If we modify the basic algorithm described in the Clueless document, instead of the simple three-step sequence, we need some state to know if we’re recording, playing back, or not doing anything. Ie.,

repeat: {
  if(RUNNING) {
    if(RECORDING) {
      write(buffer[addr++]);
    }
    else {
      read(buffer[addr++]);
    }
  }
}

This obviously doesn’t have a user interface to change the state so it’s not much fun if you run it on a PC, but if we make an implementation with digital logic, we can implement the state by reading from e.g. a pair of flip-flops controlled by simple buttons. By ANDing the sample clock with the flip-flop which represents the RUNNING variable in the code above, the counters are only incremented when the flip-flop is on, We probably only want to fill or play the buffer once on every trigger, so we connect the overflow from the address counters to the reset of the flipflops, meaning that when we reach the end of the buffer, playback or recording stops. In code, this would mean resetting addr to 0 once it reaches the end of the buffer.


repeat: {
  if(RUNNING) {
    if(RECORDING) {
      write(buffer[addr++]);
    }
    else {
      read(buffer[addr++]);
    }
    if (addr >= LENGTH) {
       addr = 0;
       RUNNING = false;
    }
  }
} 

This sampler has some serious limitations, of course: It can only store one sample and it can only play it back from the very beginning to the very end. A variable clock would allow for simple repitching, much like varying the playback speed on a delay or tape recorder.

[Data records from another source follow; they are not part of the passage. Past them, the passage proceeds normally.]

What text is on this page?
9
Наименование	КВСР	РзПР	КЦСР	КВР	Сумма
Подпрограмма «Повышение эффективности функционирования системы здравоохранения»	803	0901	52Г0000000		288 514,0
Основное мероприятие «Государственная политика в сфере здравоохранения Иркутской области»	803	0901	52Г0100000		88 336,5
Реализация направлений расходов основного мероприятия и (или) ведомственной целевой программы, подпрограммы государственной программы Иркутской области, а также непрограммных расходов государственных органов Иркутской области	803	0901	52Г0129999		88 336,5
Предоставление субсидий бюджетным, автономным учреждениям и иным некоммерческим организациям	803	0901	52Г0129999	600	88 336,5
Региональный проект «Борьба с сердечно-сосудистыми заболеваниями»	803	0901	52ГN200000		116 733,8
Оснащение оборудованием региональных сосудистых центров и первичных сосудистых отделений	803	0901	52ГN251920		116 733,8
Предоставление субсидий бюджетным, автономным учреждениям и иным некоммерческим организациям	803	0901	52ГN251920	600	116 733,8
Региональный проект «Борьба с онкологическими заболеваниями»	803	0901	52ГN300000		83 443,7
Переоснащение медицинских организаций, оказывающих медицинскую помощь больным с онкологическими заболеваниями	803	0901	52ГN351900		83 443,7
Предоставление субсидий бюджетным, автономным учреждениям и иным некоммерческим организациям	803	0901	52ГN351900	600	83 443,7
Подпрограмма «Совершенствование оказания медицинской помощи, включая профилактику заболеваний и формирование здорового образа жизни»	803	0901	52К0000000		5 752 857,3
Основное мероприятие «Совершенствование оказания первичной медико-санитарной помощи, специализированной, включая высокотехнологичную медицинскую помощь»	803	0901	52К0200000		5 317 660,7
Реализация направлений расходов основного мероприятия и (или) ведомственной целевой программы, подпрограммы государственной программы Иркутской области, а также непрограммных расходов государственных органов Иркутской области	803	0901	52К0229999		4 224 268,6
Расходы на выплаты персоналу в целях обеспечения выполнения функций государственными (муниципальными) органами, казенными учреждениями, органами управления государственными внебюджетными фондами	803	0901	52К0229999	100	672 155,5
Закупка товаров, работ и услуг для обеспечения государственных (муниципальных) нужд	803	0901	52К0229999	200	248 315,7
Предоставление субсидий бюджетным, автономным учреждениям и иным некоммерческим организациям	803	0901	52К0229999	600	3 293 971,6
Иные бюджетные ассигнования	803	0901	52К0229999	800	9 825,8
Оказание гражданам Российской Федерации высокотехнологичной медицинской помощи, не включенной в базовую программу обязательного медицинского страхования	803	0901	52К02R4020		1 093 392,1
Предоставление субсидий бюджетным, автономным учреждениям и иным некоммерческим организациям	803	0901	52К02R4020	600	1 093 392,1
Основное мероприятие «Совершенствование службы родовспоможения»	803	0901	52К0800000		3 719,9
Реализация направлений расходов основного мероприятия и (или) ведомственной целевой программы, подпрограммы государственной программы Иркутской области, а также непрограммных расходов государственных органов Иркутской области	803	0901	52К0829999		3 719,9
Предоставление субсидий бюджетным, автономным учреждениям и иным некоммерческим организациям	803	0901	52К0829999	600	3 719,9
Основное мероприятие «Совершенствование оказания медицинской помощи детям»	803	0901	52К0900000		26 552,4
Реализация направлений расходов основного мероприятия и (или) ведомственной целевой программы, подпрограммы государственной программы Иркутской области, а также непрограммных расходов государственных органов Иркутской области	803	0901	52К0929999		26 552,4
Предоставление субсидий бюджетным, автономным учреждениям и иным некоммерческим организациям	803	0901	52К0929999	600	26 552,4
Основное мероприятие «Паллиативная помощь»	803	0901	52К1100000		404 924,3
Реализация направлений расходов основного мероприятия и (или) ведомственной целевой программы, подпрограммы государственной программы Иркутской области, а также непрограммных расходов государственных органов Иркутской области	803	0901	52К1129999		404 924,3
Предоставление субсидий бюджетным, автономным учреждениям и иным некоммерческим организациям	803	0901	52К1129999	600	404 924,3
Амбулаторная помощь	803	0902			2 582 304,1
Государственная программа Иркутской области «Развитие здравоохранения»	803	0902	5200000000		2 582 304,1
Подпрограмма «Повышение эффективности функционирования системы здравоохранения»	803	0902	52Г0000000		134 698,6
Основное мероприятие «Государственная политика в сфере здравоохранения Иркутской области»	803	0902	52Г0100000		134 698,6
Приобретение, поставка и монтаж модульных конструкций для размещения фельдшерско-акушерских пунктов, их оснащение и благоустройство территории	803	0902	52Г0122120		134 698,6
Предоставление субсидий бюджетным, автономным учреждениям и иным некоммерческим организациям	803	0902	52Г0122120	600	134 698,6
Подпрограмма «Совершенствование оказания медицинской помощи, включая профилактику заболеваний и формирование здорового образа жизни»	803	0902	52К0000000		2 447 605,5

The addition of a trigger circuit so you could enable recording but only start it after the input reaches a certain threshold would arguably make it useful for sampling percussive noises. A use case for this is making drums with monophonic synths without using a whole synth for a single drum sound; it’s also possible (and easy) to add battery-backup to SRAM, meaning that you could have non-volatile sample storage.

I’ve attached a schematic sketching the above design, minus this trigger circuit. Note that it is untested not all signals are properly connected and that buttons, clock, analogue circuitry, etc., are not shown. The Clueless schematic is more complete if you want to try to build this, but most things should be obvious.

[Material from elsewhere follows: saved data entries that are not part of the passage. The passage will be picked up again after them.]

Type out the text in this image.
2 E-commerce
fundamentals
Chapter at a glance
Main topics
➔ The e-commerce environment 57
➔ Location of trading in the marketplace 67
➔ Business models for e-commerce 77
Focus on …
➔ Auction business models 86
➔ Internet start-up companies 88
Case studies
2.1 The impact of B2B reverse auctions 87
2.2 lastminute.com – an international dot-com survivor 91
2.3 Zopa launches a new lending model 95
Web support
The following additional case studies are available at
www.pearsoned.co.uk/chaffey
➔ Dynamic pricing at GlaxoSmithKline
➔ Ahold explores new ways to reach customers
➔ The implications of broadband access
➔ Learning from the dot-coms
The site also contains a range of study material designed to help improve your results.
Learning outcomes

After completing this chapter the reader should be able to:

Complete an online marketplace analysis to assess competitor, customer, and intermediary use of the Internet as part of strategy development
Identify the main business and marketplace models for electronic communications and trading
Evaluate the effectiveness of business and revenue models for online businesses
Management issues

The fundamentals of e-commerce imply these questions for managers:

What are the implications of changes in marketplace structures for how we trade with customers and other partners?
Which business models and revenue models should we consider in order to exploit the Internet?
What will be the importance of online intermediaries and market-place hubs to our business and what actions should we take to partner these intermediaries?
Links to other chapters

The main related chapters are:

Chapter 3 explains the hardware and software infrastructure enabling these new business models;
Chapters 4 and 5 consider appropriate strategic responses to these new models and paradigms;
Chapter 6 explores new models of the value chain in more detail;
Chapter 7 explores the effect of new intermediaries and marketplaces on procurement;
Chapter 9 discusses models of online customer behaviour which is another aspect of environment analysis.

I’ve used a 112 dual J/K flip-flop for the state, push buttons could obvious be attached more or less directly to this. The ‘112 has two outputs per flip-flop: one that’s high when the flip-flop is on, and one that’s high when it’s off. Since the DAC write strobe is derived from the high-when-on output, we can use the other output for the chip select of the DAC, and conversely for the ADC.

It seems that the sequencing parts of Clueless can be entirely foregone since the DAC and ADC aren’t sharing the memory bus, By NAND’ing the clock with the output from the flip-flops, we offset the sample counting pulse (triggered on a rising edge) and the R/W pulses (falling edge). Once again, this is untested, no fitness implied, etc., etc. Do let me know if you try it, though.